Cinema: “Doutor Estranho” faz o espectador perder a noção do tempo

por Ana Clara Matta

Uma hora e cinquenta e cinco. Esse é o tempo em que toda a ação de “Doutor Estranho” (“Doctor Strange”, 2016), novo filme do Universo Marvel dirigido por Scott Derrickson, leva para passar diante dos nossos olhos. É um tempo bem similar ao tempo padrão de um filme comercial. Para produzir uma hora e cinquenta e cinco de um filme como “Doutor Estranho”, centenas de horas de imagens são capturadas por uma câmera e gravadas digitalmente em um HD. Essas centenas de horas filmadas resultam de um processo de desenvolvimento, produção e refinamento de anos. E um roteiro que é resumido em uma hora e cinquenta e cinco pelo cineasta pode representar décadas da vida do protagonista e, é claro, do roteirista.

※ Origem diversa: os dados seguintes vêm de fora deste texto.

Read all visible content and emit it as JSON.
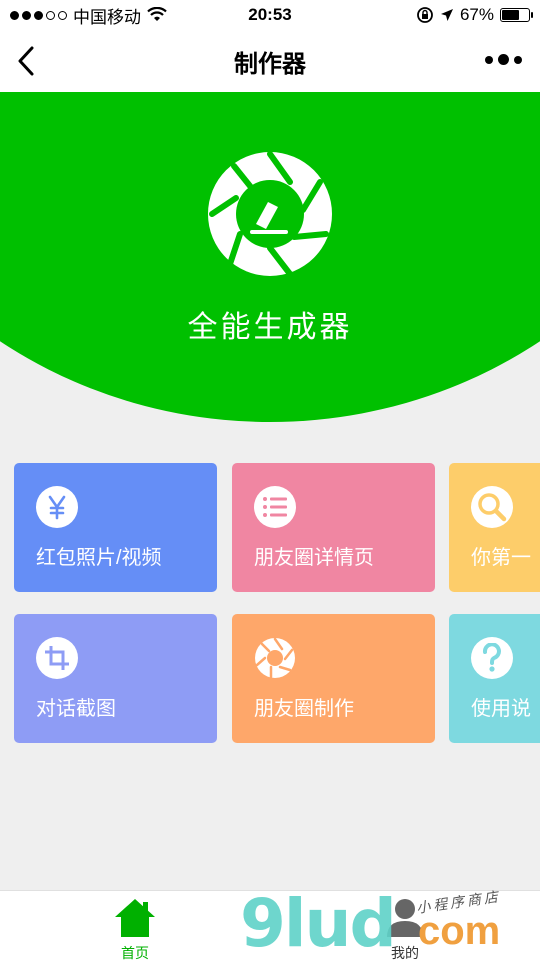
{
  "status_bar": {
    "carrier": "中国移动",
    "time": "20:53",
    "battery": "67%",
    "battery_level": 0.67
  },
  "nav": {
    "title": "制作器"
  },
  "hero": {
    "title": "全能生成器",
    "color": "#00c000"
  },
  "cards": [
    {
      "label": "红包照片/视频",
      "icon": "yuan-icon",
      "color": "#658ef6"
    },
    {
      "label": "朋友圈详情页",
      "icon": "list-icon",
      "color": "#f086a2"
    },
    {
      "label": "你第一",
      "icon": "search-icon",
      "color": "#fdcd6a"
    },
    {
      "label": "对话截图",
      "icon": "crop-icon",
      "color": "#8e9cf5"
    },
    {
      "label": "朋友圈制作",
      "icon": "aperture-icon",
      "color": "#fea76a"
    },
    {
      "label": "使用说",
      "icon": "help-icon",
      "color": "#7ed9e0"
    }
  ],
  "tabbar": {
    "home_label": "首页",
    "mine_label": "我的",
    "active_color": "#00b000"
  },
  "watermark": {
    "text": "9lud",
    "com": "com",
    "small": "小程序商店"
  }
}
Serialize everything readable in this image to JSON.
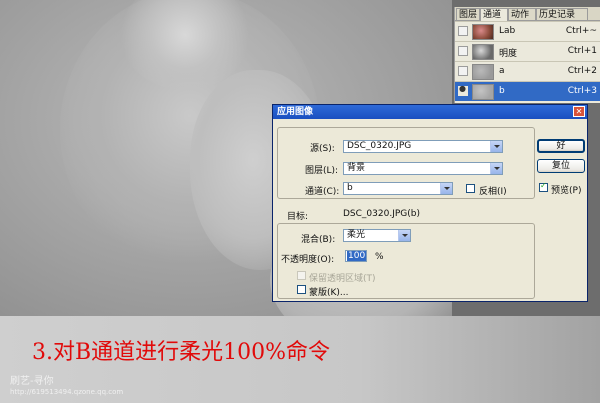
{
  "palette": {
    "tabs": [
      "图层",
      "通道",
      "动作",
      "历史记录"
    ],
    "channels": [
      {
        "name": "Lab",
        "shortcut": "Ctrl+~",
        "visible": false,
        "selected": false
      },
      {
        "name": "明度",
        "shortcut": "Ctrl+1",
        "visible": false,
        "selected": false
      },
      {
        "name": "a",
        "shortcut": "Ctrl+2",
        "visible": false,
        "selected": false
      },
      {
        "name": "b",
        "shortcut": "Ctrl+3",
        "visible": true,
        "selected": true
      }
    ]
  },
  "dialog": {
    "title": "应用图像",
    "source_label": "源(S):",
    "source_value": "DSC_0320.JPG",
    "layer_label": "图层(L):",
    "layer_value": "背景",
    "channel_label": "通道(C):",
    "channel_value": "b",
    "invert_label": "反相(I)",
    "invert_checked": false,
    "target_label": "目标:",
    "target_value": "DSC_0320.JPG(b)",
    "blending_label": "混合(B):",
    "blending_value": "柔光",
    "opacity_label": "不透明度(O):",
    "opacity_value": "100",
    "opacity_unit": "%",
    "preserve_transparency_label": "保留透明区域(T)",
    "preserve_transparency_checked": false,
    "mask_label": "蒙版(K)...",
    "mask_checked": false,
    "ok_label": "好",
    "reset_label": "复位",
    "preview_label": "预览(P)",
    "preview_checked": true
  },
  "caption": "3.对B通道进行柔光100%命令",
  "watermark": {
    "line1": "刷艺-寻你",
    "line2": "http://619513494.qzone.qq.com"
  },
  "colors": {
    "caption": "#e10a0a",
    "selection": "#316ac5",
    "titlebar": "#1f55c9"
  }
}
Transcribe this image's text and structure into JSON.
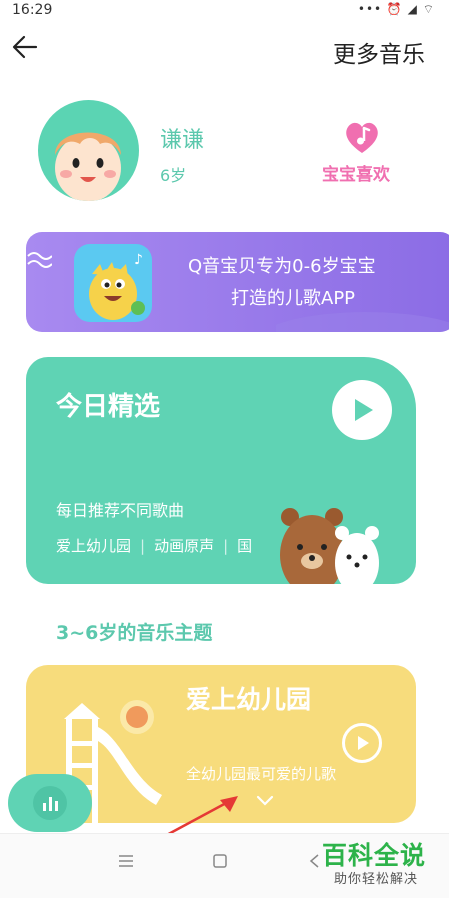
{
  "status_bar": {
    "time": "16:29",
    "icons_text": "••• ⏰ ◢ ⌔"
  },
  "header": {
    "title": "更多音乐"
  },
  "profile": {
    "name": "谦谦",
    "age": "6岁",
    "like_label": "宝宝喜欢"
  },
  "banner": {
    "line1": "Q音宝贝专为0-6岁宝宝",
    "line2": "打造的儿歌APP"
  },
  "today": {
    "title": "今日精选",
    "subtitle": "每日推荐不同歌曲",
    "tags": [
      "爱上幼儿园",
      "动画原声",
      "国"
    ]
  },
  "section": {
    "title": "3~6岁的音乐主题"
  },
  "theme_card": {
    "title": "爱上幼儿园",
    "subtitle": "全幼儿园最可爱的儿歌"
  },
  "watermark": {
    "main": "百科全说",
    "sub": "助你轻松解决"
  },
  "colors": {
    "accent": "#5fd3b4",
    "pink": "#f06fb0",
    "banner": "#9b7ded",
    "theme": "#f7dc7c"
  }
}
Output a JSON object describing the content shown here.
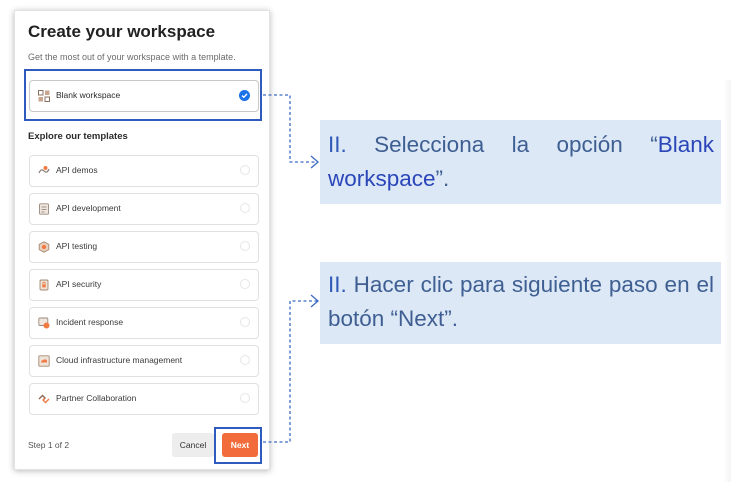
{
  "dialog": {
    "title": "Create your workspace",
    "subtitle": "Get the most out of your workspace with a template.",
    "blank_option": {
      "label": "Blank workspace",
      "selected": true
    },
    "templates_heading": "Explore our templates",
    "templates": [
      {
        "label": "API demos",
        "icon": "api-demos-icon"
      },
      {
        "label": "API development",
        "icon": "api-development-icon"
      },
      {
        "label": "API testing",
        "icon": "api-testing-icon"
      },
      {
        "label": "API security",
        "icon": "api-security-icon"
      },
      {
        "label": "Incident response",
        "icon": "incident-response-icon"
      },
      {
        "label": "Cloud infrastructure management",
        "icon": "cloud-infrastructure-icon"
      },
      {
        "label": "Partner Collaboration",
        "icon": "partner-collaboration-icon"
      }
    ],
    "footer": {
      "step": "Step 1 of 2",
      "cancel_label": "Cancel",
      "next_label": "Next"
    }
  },
  "callouts": [
    {
      "num": "II.",
      "text_a": " Selecciona la opción “",
      "highlight": "Blank workspace",
      "text_b": "”."
    },
    {
      "num": "II.",
      "text": " Hacer clic para siguiente paso en el botón “Next”."
    }
  ],
  "colors": {
    "accent_orange": "#f26b3a",
    "highlight_border": "#2f5bbf",
    "callout_bg": "#dce8f6",
    "callout_text": "#3f5f92",
    "check_blue": "#1a73e8"
  }
}
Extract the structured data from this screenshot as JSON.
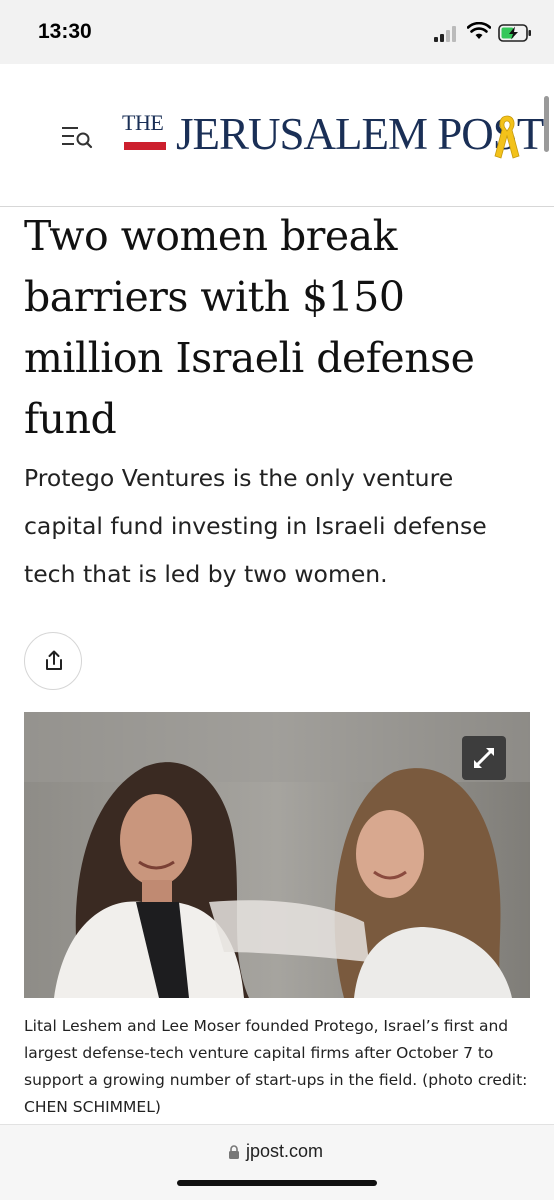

O cinema é a arte de domar o tempo. Para isso, o cineasta tem uma bagagem de truques. Mágica, você pode dizer. Você não será a primeira pessoa a cunhar o termo “magia do cinema”. Ele utiliza o slow motion para fazer a imagem pairar por mais tempo e impregnar a tela. Ele corta para causar saltos temporais quase acrobáticos. Ele rebobina a fita para voltar o relógio. Scott Derrickson e Stephen Strange são almas análogas. Dois homens que enfrentam as limitações inerentes aos seus meios usando a magia para controlar o tempo. O cinema é como a Dimensão Espelhada, o Plano Astral, um local onde luz sem forma e volume é projetado, onde a ação não depende do que acontece no mundo real e apenas o afeta colateralmente. Um lugar de fantasmas, e de manipulação infinita e lúdica da imagem, em que uma inclinação da câmera pode fazer um homem subir por paredes ou a lente certa pode transformar uma cidade em um fractal.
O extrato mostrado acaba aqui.